Information about ecological and geographical
distribution of species is essential to understand
spatial patterns of biodiversity and to chalk out
robust conservation strategies (Rushton et al.
2004; Graham et al. 2006). However, for most
species, the number and spatial density of
confirmed occurrences is very low. Hence
ecologists use species distribution models in an
attempt to provide predictions of distribution of
species over large areas by relating presence/
absence or density of flora and fauna to
environmental predictors (Elith et al. 2006). These
species distribution models are typically built
using the ecological niche concept (Hutchinson
1957). An ecological niche of a particular species
is defined by long-term stable constraints on the
potential of its geographic distribution such as
habitat suitability. Ecological niche modeling
52 Remote detection of ant nesting locations
techniques quantify and exploit such constraints
(Peterson 2003) and comprehensive reviews of the
available species distribution modeling approaches
have been provided by Guisan & Zimmermann
(2000) and Elith et al. (2006). Aggregating results
of several species distribution models can improve
our understanding of the relationship between
environmental parameters and species richness
(MacNally & Fleishman 2004). Other potential
application areas include research into the
ecological and geographical differentiation of
distribution of congeneric species (Cicero 2004;
Graham et al. 2004), and investigations of the
invasive potential of non-native species (Peterson
2003; Goolsby 2004; birds: Peterson & Vieglais
2001; Fuller et al. 2007; plants: Panetta & Dodd
1987; insects: Eyre et al. 2004; Roura-Pascual et
al. 2006). Regardless of the intended application
area and the choice of modeling algorithm model
reliability is determined to a large degree by the
quality of the input data. The present study intends
to augment our knowledge in this field by exploring
the potential of the Normalised Difference
Vegetation Index (NDVI) data, derived from the
Linear Imaging Self-scanning Sensor (LISS) on the
Indian Remote sensing Satellite IRS-1D, to
distinguish between habitat types used by a
variety of ant species to build their nests. This
analysis is performed at (a) the level of functional
groups and (b) species level. Furthermore, we use
these remotely sensed data to investigate the
prevalence of Pachycondyla rufipes nest sites
within the area identified as suitable in terms of
NDVI, which supports our interpretation of this
species’ peculiar choice of nesting site.

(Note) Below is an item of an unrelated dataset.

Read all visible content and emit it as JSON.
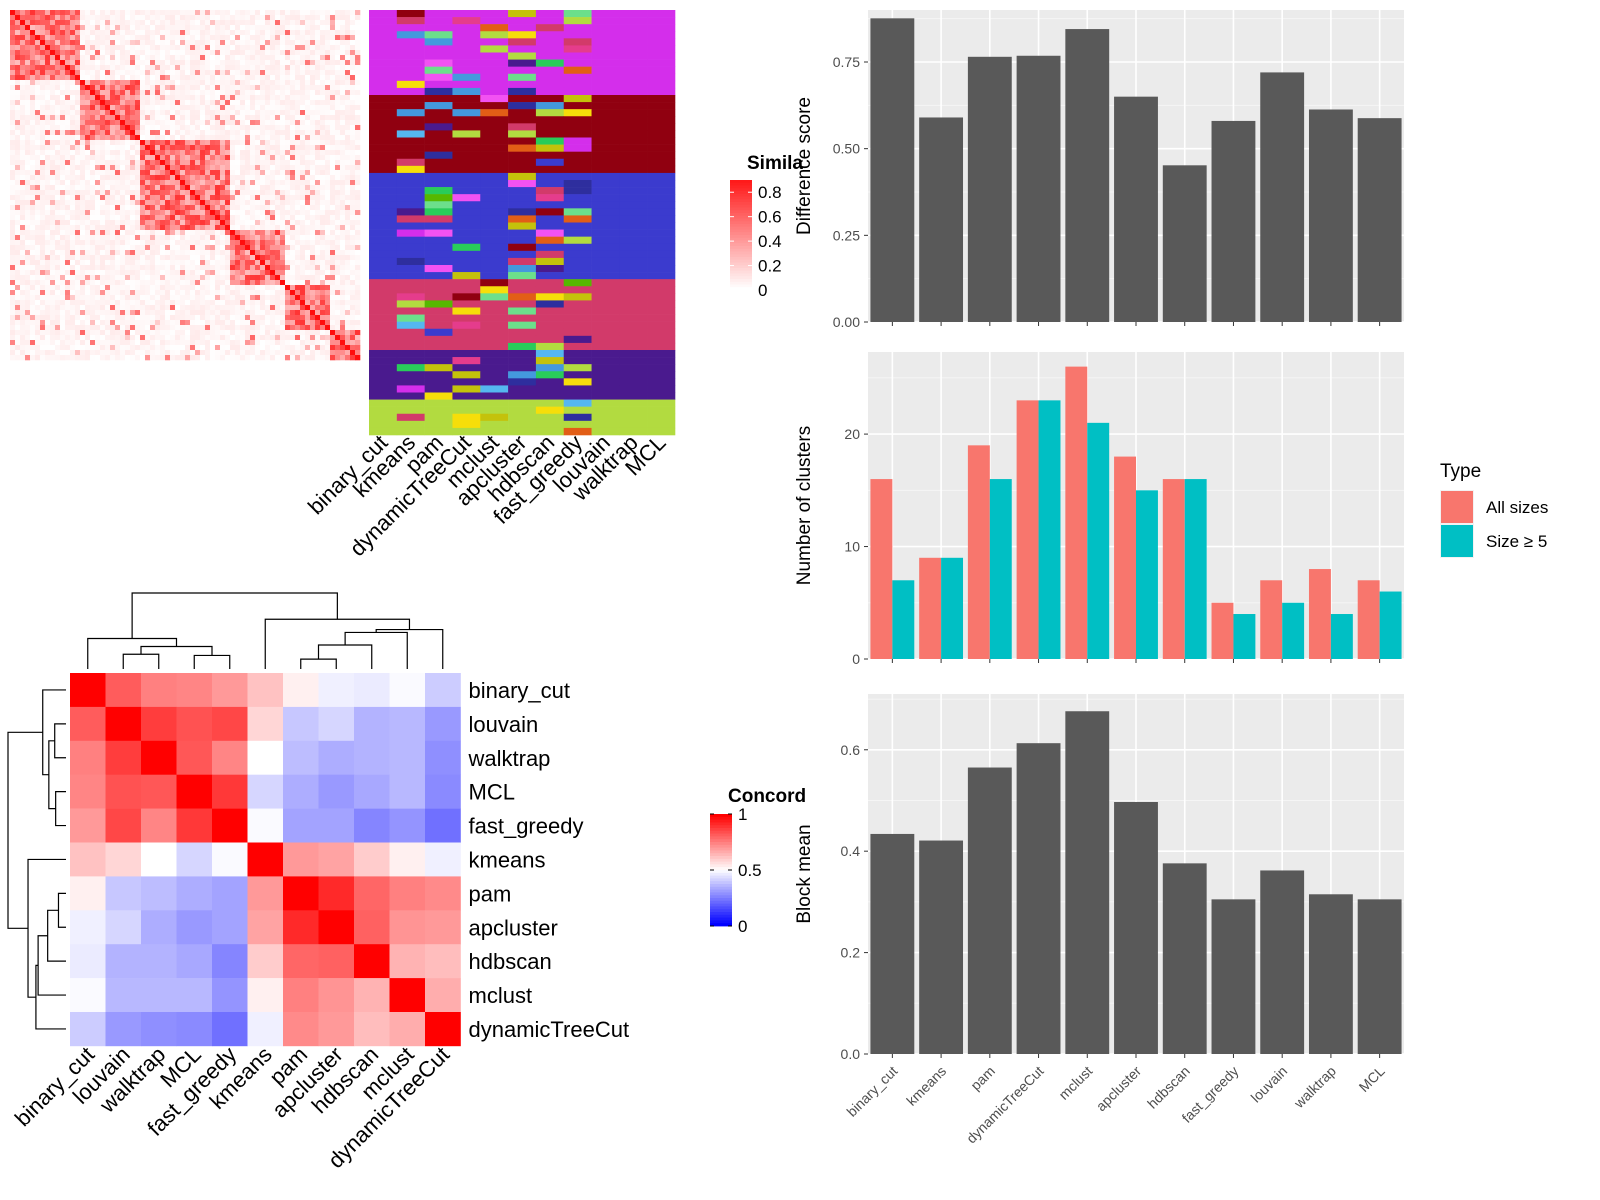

The rationale for investigating the potential
of NDVI as a discriminatory variable for ant nest
site allocation is the assumption that ants consider
vegetation characteristics when establishing nests,
and NDVI is one of the commonly used vegetation
indices. NDVI is calculated from the reflectance
values in the red and near infrared electromagnetic
spectrum. NDVI thus quantifies chlorophyll
activity of plants by relating the absorption of light
at wavelengths of around 0.6 – 0.7 μm (red) to the
reflection of light at wavelengths of around 0.7 –
0.9 μm (near infra-red). Vegetation with high
chlorophyll activity is characterized by large NDVI
values, which may indicate high greenness, high
biomass or both. After taking into account subvegetation
ground reflectance properties and some
other additional factors, a basic delineation of
vegetative from non-vegetative land cover features
may also be achieved (Lillesand et al. 2004).
The use of LISS-derived NDVI data allows
us to exploit two major advantages of remotely
sensed data. First is the fast capture and consistent
representation of NDVI values across a fairly large
area, especially when temporal variability is taken
into account, e.g. by conducting a time series
analysis. Second, available remote sensing data
continues to increase in spatial resolution, which
is an essential prerequisite for building models at
a scale appropriate for the studied organism. LISSderived
NDVI products feature an acceptable fine
spatial resolution for the purposes of this study.
NDVI has been used as predictor variable
in several studies: to determine the extent of
vegetation cover (Narendra 2000), to monitor
productivity and health of an ecosystem (Zhang
et al. 1997; Ikeda et al. 1999), to determine
outbreaks of insects (Leckie et al. 1992), to map
crop conditions of agricultural fields (Brewster et
al. 1999) and to characterise the structure of forest
canopies (Gamon et al. 1995; Wannebo &
Rosenzweig 2003). NDVI has previously been used
in determining the ecological habitat requirements
of an invasive ant species, and its correlation with
ant presence was found to be quite consistent
(Roura-Pascual et al. 2006). However, in the above
study NDVI was used in conjunction with another
vegetation index (EVI) and topographical
variables, i.e. the individual potential of NDVI was
not assessed. In this study, we analyse the relation
between LISS-derived NDVI alone and the location
of nesting sites of different ant species.